SyuhainiOne of the Rural Business Challenge (RBC) participants in 2013, 36-year-old Syuhaini Abdul Rahman attributes her success in winning the Challenge to her meticulous preparations throughout the entire year, as well as closely sticking to the requirements of the Challenge of developing rural areas and bringing benefits to the rural community.

Syuhaini operates FBC Resources, a factory producing bakery goods, pies and cakes. “Prior to winning the RBC, my business was making RM960,000 in revenues yearly. I was renting the upper floor of a shophouse, I was operating small-scale machines, and the product packaging was pretty plain,” she elaborates.

She came to know about the RBC via the Malaysia Agriculture, Horticulture and Agrotourism International Exhibition (MAHA) 2012, and decided to enter the Challenge. “Winning the RBC has changed my business tremendously,” she said. Using the RBC grant, she has been able to start construction on a 10,000 square-foot factory, and apply for HACCP and halal certification. She has also been able to scale up her production operations with larger-size machines and equipment, expand the number of sales and marketing channels, and design her packaging technology. “Today, thanks to the RBC, I have increased my annual gross income to RM1.5 million,” she discloses.

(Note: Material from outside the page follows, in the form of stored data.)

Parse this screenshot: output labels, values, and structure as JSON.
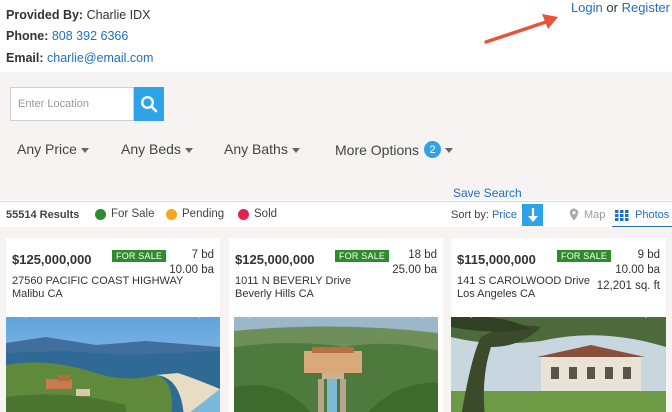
{
  "contact": {
    "provided_label": "Provided By:",
    "provided_value": "Charlie IDX",
    "phone_label": "Phone:",
    "phone_value": "808 392 6366",
    "email_label": "Email:",
    "email_value": "charlie@email.com"
  },
  "auth": {
    "login": "Login",
    "or": "or",
    "register": "Register"
  },
  "search": {
    "placeholder": "Enter Location",
    "icon": "search-icon"
  },
  "filters": {
    "price": "Any Price",
    "beds": "Any Beds",
    "baths": "Any Baths",
    "more": "More Options",
    "more_count": "2"
  },
  "save_search": "Save Search",
  "results": {
    "count": "55514 Results",
    "legend": [
      {
        "label": "For Sale",
        "color": "#2e8b2e"
      },
      {
        "label": "Pending",
        "color": "#f5a623"
      },
      {
        "label": "Sold",
        "color": "#e0234e"
      }
    ],
    "sort_label": "Sort by:",
    "sort_value": "Price",
    "view_map": "Map",
    "view_photos": "Photos"
  },
  "listings": [
    {
      "price": "$125,000,000",
      "status": "FOR SALE",
      "beds": "7 bd",
      "baths": "10.00 ba",
      "sqft": "",
      "address_line1": "27560 PACIFIC COAST HIGHWAY",
      "address_line2": "Malibu CA"
    },
    {
      "price": "$125,000,000",
      "status": "FOR SALE",
      "beds": "18 bd",
      "baths": "25.00 ba",
      "sqft": "",
      "address_line1": "1011 N BEVERLY Drive",
      "address_line2": "Beverly Hills CA"
    },
    {
      "price": "$115,000,000",
      "status": "FOR SALE",
      "beds": "9 bd",
      "baths": "10.00 ba",
      "sqft": "12,201 sq. ft",
      "address_line1": "141 S CAROLWOOD Drive",
      "address_line2": "Los Angeles CA"
    }
  ],
  "colors": {
    "accent": "#2ea3e8",
    "link": "#1f6fc5",
    "status_green": "#2e8b2e",
    "annotation_arrow": "#e8543a"
  }
}
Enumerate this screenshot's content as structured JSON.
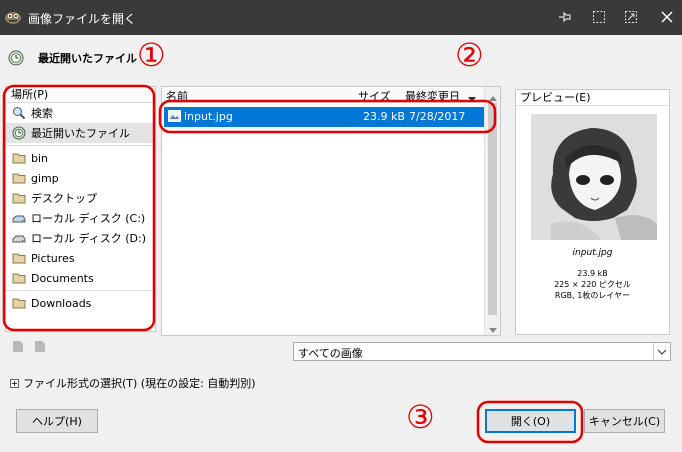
{
  "window": {
    "title": "画像ファイルを開く",
    "pin_icon": "pin-icon",
    "restore_icon": "restore-icon",
    "maximize_icon": "maximize-icon",
    "close_icon": "close-icon"
  },
  "location": {
    "label": "最近開いたファイル",
    "icon": "recent-icon"
  },
  "places": {
    "header": "場所(P)",
    "items": [
      {
        "label": "検索",
        "icon": "search-icon"
      },
      {
        "label": "最近開いたファイル",
        "icon": "recent-icon"
      },
      {
        "label": "bin",
        "icon": "folder-icon"
      },
      {
        "label": "gimp",
        "icon": "folder-icon"
      },
      {
        "label": "デスクトップ",
        "icon": "folder-icon"
      },
      {
        "label": "ローカル ディスク (C:)",
        "icon": "drive-icon"
      },
      {
        "label": "ローカル ディスク (D:)",
        "icon": "drive-icon"
      },
      {
        "label": "Pictures",
        "icon": "folder-icon"
      },
      {
        "label": "Documents",
        "icon": "folder-icon"
      },
      {
        "label": "Downloads",
        "icon": "folder-icon"
      }
    ]
  },
  "files": {
    "columns": {
      "name": "名前",
      "size": "サイズ",
      "modified": "最終変更日"
    },
    "rows": [
      {
        "name": "input.jpg",
        "size": "23.9 kB",
        "modified": "7/28/2017"
      }
    ]
  },
  "preview": {
    "header": "プレビュー(E)",
    "filename": "input.jpg",
    "size": "23.9 kB",
    "dimensions": "225 × 220 ピクセル",
    "mode": "RGB, 1枚のレイヤー"
  },
  "filter": {
    "value": "すべての画像"
  },
  "filetype": {
    "label": "ファイル形式の選択(T) (現在の設定: 自動判別)"
  },
  "buttons": {
    "help": "ヘルプ(H)",
    "open": "開く(O)",
    "cancel": "キャンセル(C)"
  },
  "annotations": {
    "one": "①",
    "two": "②",
    "three": "③"
  },
  "colors": {
    "titlebar": "#3a3a3a",
    "selection": "#0078d7",
    "annotation": "#e00000"
  }
}
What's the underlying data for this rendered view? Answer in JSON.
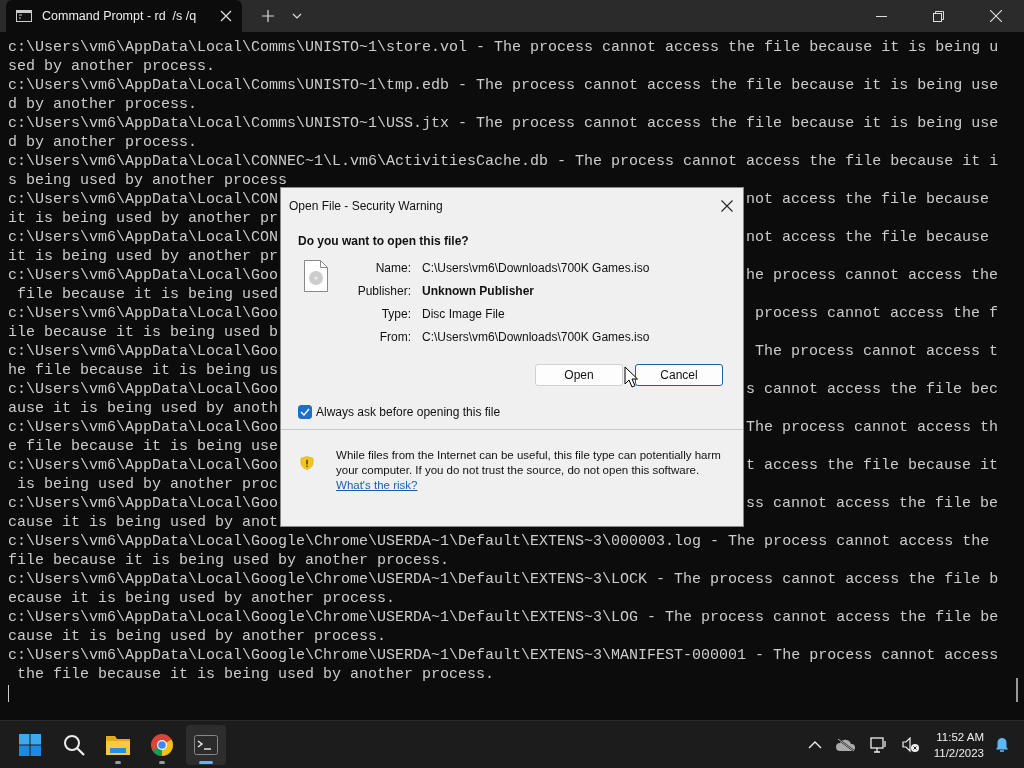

According to Syuhaini, most rural entrepreneurs focus on production, and not so much on marketing or developing their sales channels. However, this means that their products were not getting the necessary exposure. “It would be good if the government provided support to rural businesses on their sales and marketing strategies; that way, they can keep on focusing on what they do best in terms of production,” she suggests.

As for people in the rural community who would like to go into business for themselves, Syuhaini advises them to look at the resources available out-of-town, and use them as a start to their business. “There is a demand for countryside products in towns and urban centres, so they should consider selling and marketing those goods,” she clarifies.